Did you use a wrapper or work directly with the solver? If you require runtimes that are that small the compilation time into the proto-model fed into the solver is likely a bottleneck.
Usually the time horizon for solving these kinds of problems is on the scale of minutes/hours so the tool chain isn't optimized for that time span.
I tried both ways: compiling into the proto model to use the newer solver, and also using the older solver directly. But the profiling in each case showed that the solving time dominated. I don't think it was an issue of what the library is optimized for so much as it was just too big of a problem to solve in too little time. Even my hand rolled solution that gives non-optimal answers can take 5-10ms on difficult queries.
We ended up requiring users to adjust their queries a little to make it easier to spot the targeted preintersections. This seemed like a decent trade-off considering the latency impact of the alternative.
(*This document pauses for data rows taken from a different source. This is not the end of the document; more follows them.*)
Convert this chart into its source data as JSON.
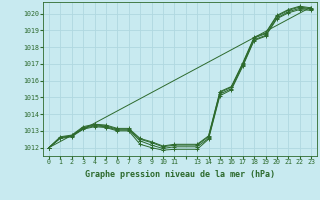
{
  "title": "Graphe pression niveau de la mer (hPa)",
  "background_color": "#c8eaf0",
  "grid_color": "#b0d8e0",
  "line_color": "#2d6a2d",
  "xlim": [
    -0.5,
    23.5
  ],
  "ylim": [
    1011.5,
    1020.7
  ],
  "yticks": [
    1012,
    1013,
    1014,
    1015,
    1016,
    1017,
    1018,
    1019,
    1020
  ],
  "xtick_positions": [
    0,
    1,
    2,
    3,
    4,
    5,
    6,
    7,
    8,
    9,
    10,
    11,
    12,
    13,
    14,
    15,
    16,
    17,
    18,
    19,
    20,
    21,
    22,
    23
  ],
  "xtick_labels": [
    "0",
    "1",
    "2",
    "3",
    "4",
    "5",
    "6",
    "7",
    "8",
    "9",
    "10",
    "11",
    "",
    "13",
    "14",
    "15",
    "16",
    "17",
    "18",
    "19",
    "20",
    "21",
    "22",
    "23"
  ],
  "series_straight": {
    "x": [
      0,
      23
    ],
    "y": [
      1012.0,
      1020.4
    ]
  },
  "series1": {
    "x": [
      0,
      1,
      2,
      3,
      4,
      5,
      6,
      7,
      8,
      9,
      10,
      11,
      13,
      14,
      15,
      16,
      17,
      18,
      19,
      20,
      21,
      22,
      23
    ],
    "y": [
      1012.0,
      1012.6,
      1012.7,
      1013.2,
      1013.35,
      1013.3,
      1013.1,
      1013.1,
      1012.5,
      1012.3,
      1012.05,
      1012.15,
      1012.15,
      1012.65,
      1015.3,
      1015.6,
      1017.0,
      1018.55,
      1018.8,
      1019.85,
      1020.2,
      1020.4,
      1020.3
    ]
  },
  "series2": {
    "x": [
      0,
      1,
      2,
      3,
      4,
      5,
      6,
      7,
      8,
      9,
      10,
      11,
      13,
      14,
      15,
      16,
      17,
      18,
      19,
      20,
      21,
      22,
      23
    ],
    "y": [
      1012.0,
      1012.65,
      1012.75,
      1013.25,
      1013.4,
      1013.35,
      1013.15,
      1013.15,
      1012.55,
      1012.35,
      1012.1,
      1012.2,
      1012.2,
      1012.7,
      1015.35,
      1015.65,
      1017.05,
      1018.6,
      1018.85,
      1019.9,
      1020.25,
      1020.45,
      1020.35
    ]
  },
  "series3": {
    "x": [
      0,
      1,
      2,
      3,
      4,
      5,
      6,
      7,
      8,
      9,
      10,
      11,
      13,
      14,
      15,
      16,
      17,
      18,
      19,
      20,
      21,
      22,
      23
    ],
    "y": [
      1012.0,
      1012.55,
      1012.65,
      1013.1,
      1013.25,
      1013.2,
      1013.0,
      1013.0,
      1012.2,
      1012.0,
      1011.85,
      1011.9,
      1011.9,
      1012.5,
      1015.1,
      1015.45,
      1016.85,
      1018.4,
      1018.65,
      1019.7,
      1020.05,
      1020.25,
      1020.2
    ]
  },
  "series4": {
    "x": [
      0,
      1,
      2,
      3,
      4,
      5,
      6,
      7,
      8,
      9,
      10,
      11,
      13,
      14,
      15,
      16,
      17,
      18,
      19,
      20,
      21,
      22,
      23
    ],
    "y": [
      1012.0,
      1012.6,
      1012.7,
      1013.15,
      1013.3,
      1013.25,
      1013.05,
      1013.05,
      1012.4,
      1012.15,
      1011.95,
      1012.05,
      1012.05,
      1012.55,
      1015.2,
      1015.52,
      1016.92,
      1018.45,
      1018.7,
      1019.75,
      1020.12,
      1020.32,
      1020.27
    ]
  }
}
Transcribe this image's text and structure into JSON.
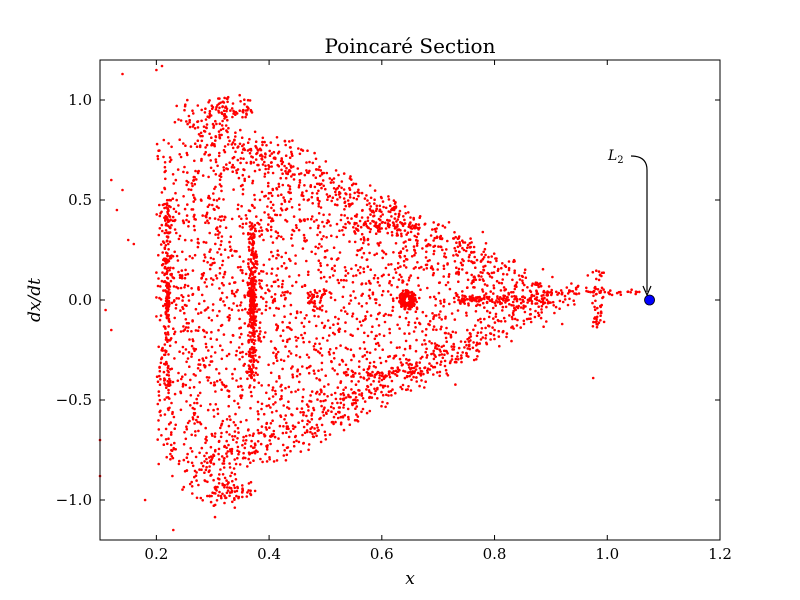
{
  "chart_data": {
    "type": "scatter",
    "title": "Poincaré Section",
    "xlabel": "x",
    "ylabel": "dx/dt",
    "xlim": [
      0.1,
      1.2
    ],
    "ylim": [
      -1.2,
      1.2
    ],
    "xticks": [
      0.2,
      0.4,
      0.6,
      0.8,
      1.0,
      1.2
    ],
    "xtick_labels": [
      "0.2",
      "0.4",
      "0.6",
      "0.8",
      "1.0",
      "1.2"
    ],
    "yticks": [
      1.0,
      0.5,
      0.0,
      -0.5,
      -1.0
    ],
    "ytick_labels": [
      "1.0",
      "0.5",
      "0.0",
      "−0.5",
      "−1.0"
    ],
    "grid": false,
    "marker_color": "#ff0000",
    "highlight_color": "#0000ff",
    "highlight_point": {
      "x": 1.075,
      "y": 0.0
    },
    "annotation": {
      "main": "L",
      "sub": "2",
      "x": 1.075,
      "y": 0.0
    },
    "series": [
      {
        "values": [
          {
            "x": 0.22,
            "y": 0.0
          },
          {
            "x": 0.37,
            "y": 0.0
          },
          {
            "x": 0.48,
            "y": 0.0
          },
          {
            "x": 0.645,
            "y": 0.0
          },
          {
            "x": 0.8,
            "y": 0.0
          },
          {
            "x": 0.98,
            "y": 0.0
          },
          {
            "x": 0.33,
            "y": 0.95
          },
          {
            "x": 0.33,
            "y": -0.96
          },
          {
            "x": 0.6,
            "y": 0.37
          },
          {
            "x": 0.6,
            "y": -0.37
          },
          {
            "x": 0.92,
            "y": 0.03
          },
          {
            "x": 1.05,
            "y": 0.04
          }
        ]
      }
    ]
  }
}
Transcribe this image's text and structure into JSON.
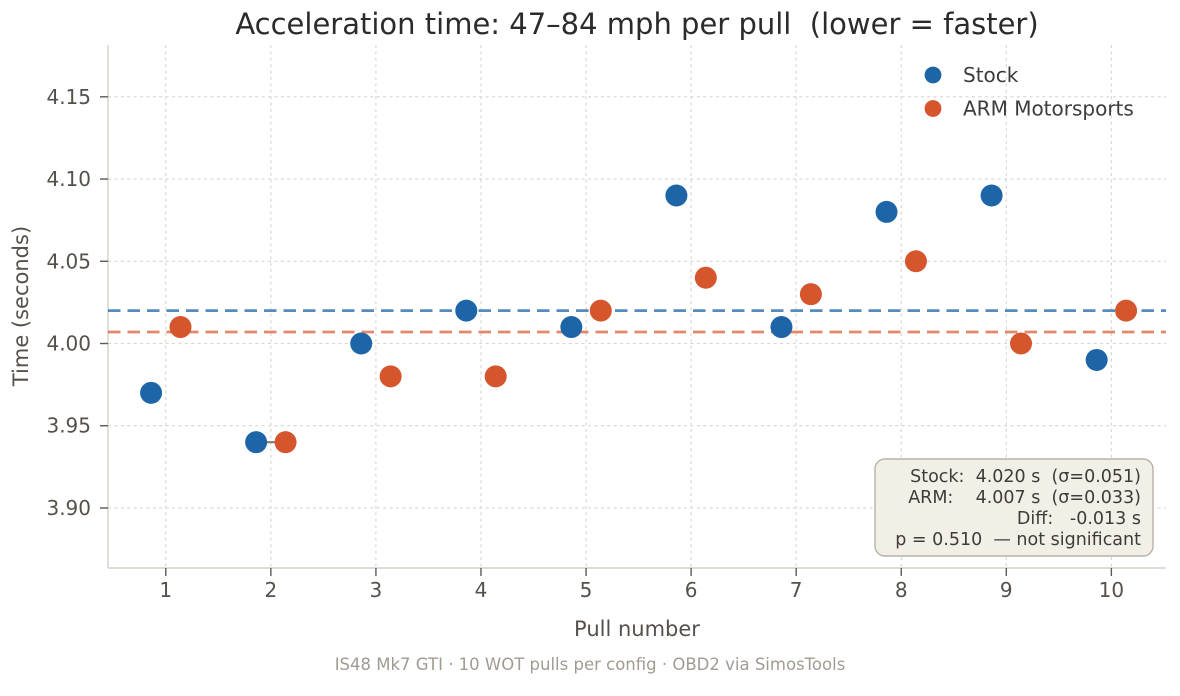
{
  "chart_data": {
    "type": "scatter",
    "title": "Acceleration time: 47–84 mph per pull  (lower = faster)",
    "xlabel": "Pull number",
    "ylabel": "Time (seconds)",
    "caption": "IS48 Mk7 GTI · 10 WOT pulls per config · OBD2 via SimosTools",
    "x": [
      1,
      2,
      3,
      4,
      5,
      6,
      7,
      8,
      9,
      10
    ],
    "series": [
      {
        "name": "Stock",
        "color": "#1e65a7",
        "values": [
          3.97,
          3.94,
          4.0,
          4.02,
          4.01,
          4.09,
          4.01,
          4.08,
          4.09,
          3.99
        ],
        "mean": 4.02,
        "sigma": 0.051,
        "mean_line_opacity": 0.75,
        "point_offset": -0.14
      },
      {
        "name": "ARM Motorsports",
        "color": "#d5552c",
        "values": [
          4.01,
          3.94,
          3.98,
          3.98,
          4.02,
          4.04,
          4.03,
          4.05,
          4.0,
          4.02
        ],
        "mean": 4.007,
        "sigma": 0.033,
        "mean_line_opacity": 0.7,
        "point_offset": 0.14
      }
    ],
    "connector": {
      "pull": 2,
      "value": 3.94
    },
    "x_ticks": [
      {
        "v": 1,
        "label": "1"
      },
      {
        "v": 2,
        "label": "2"
      },
      {
        "v": 3,
        "label": "3"
      },
      {
        "v": 4,
        "label": "4"
      },
      {
        "v": 5,
        "label": "5"
      },
      {
        "v": 6,
        "label": "6"
      },
      {
        "v": 7,
        "label": "7"
      },
      {
        "v": 8,
        "label": "8"
      },
      {
        "v": 9,
        "label": "9"
      },
      {
        "v": 10,
        "label": "10"
      }
    ],
    "y_ticks": [
      {
        "v": 3.9,
        "label": "3.90"
      },
      {
        "v": 3.95,
        "label": "3.95"
      },
      {
        "v": 4.0,
        "label": "4.00"
      },
      {
        "v": 4.05,
        "label": "4.05"
      },
      {
        "v": 4.1,
        "label": "4.10"
      },
      {
        "v": 4.15,
        "label": "4.15"
      }
    ],
    "xlim": [
      0.45,
      10.52
    ],
    "ylim": [
      3.8635,
      4.1815
    ],
    "grid": true,
    "point_radius": 11,
    "legend": {
      "position": "upper right",
      "labels": [
        "Stock",
        "ARM Motorsports"
      ]
    },
    "stats_box": {
      "lines": [
        "Stock:  4.020 s  (σ=0.051)",
        "ARM:    4.007 s  (σ=0.033)",
        "Diff:   -0.013 s",
        "p = 0.510  — not significant"
      ]
    }
  },
  "colors": {
    "stock_blue": "#1e65a7",
    "arm_orange": "#d5552c",
    "grid": "#d9d5cb",
    "background": "#ffffff",
    "stats_box_bg": "#f2efe7",
    "stats_box_border": "#b8b2a6"
  }
}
Actually, we tried both exhaustive search and sufficient search (where we had a soft-deadline and accepted the best solution reached within the deadline). Even with this dark launch found queries in our stream that had unacceptable delays. We were in contact with the team through the development process, so we at least had some reason for belief that we were using best practices. And you're right that ultimately the CP solver wasn't the right tool for this job -- simplifying the problem and giving up some capabilities was the solution. We had hoped that a general solution would be feasible, as that would allow expressing some things efficiently which we couldn't in our existing setup. But it was not to be.
Usually the time horizon for solving these kinds of problems is on the scale of minutes/hours so the tool chain isn't optimized for that time span.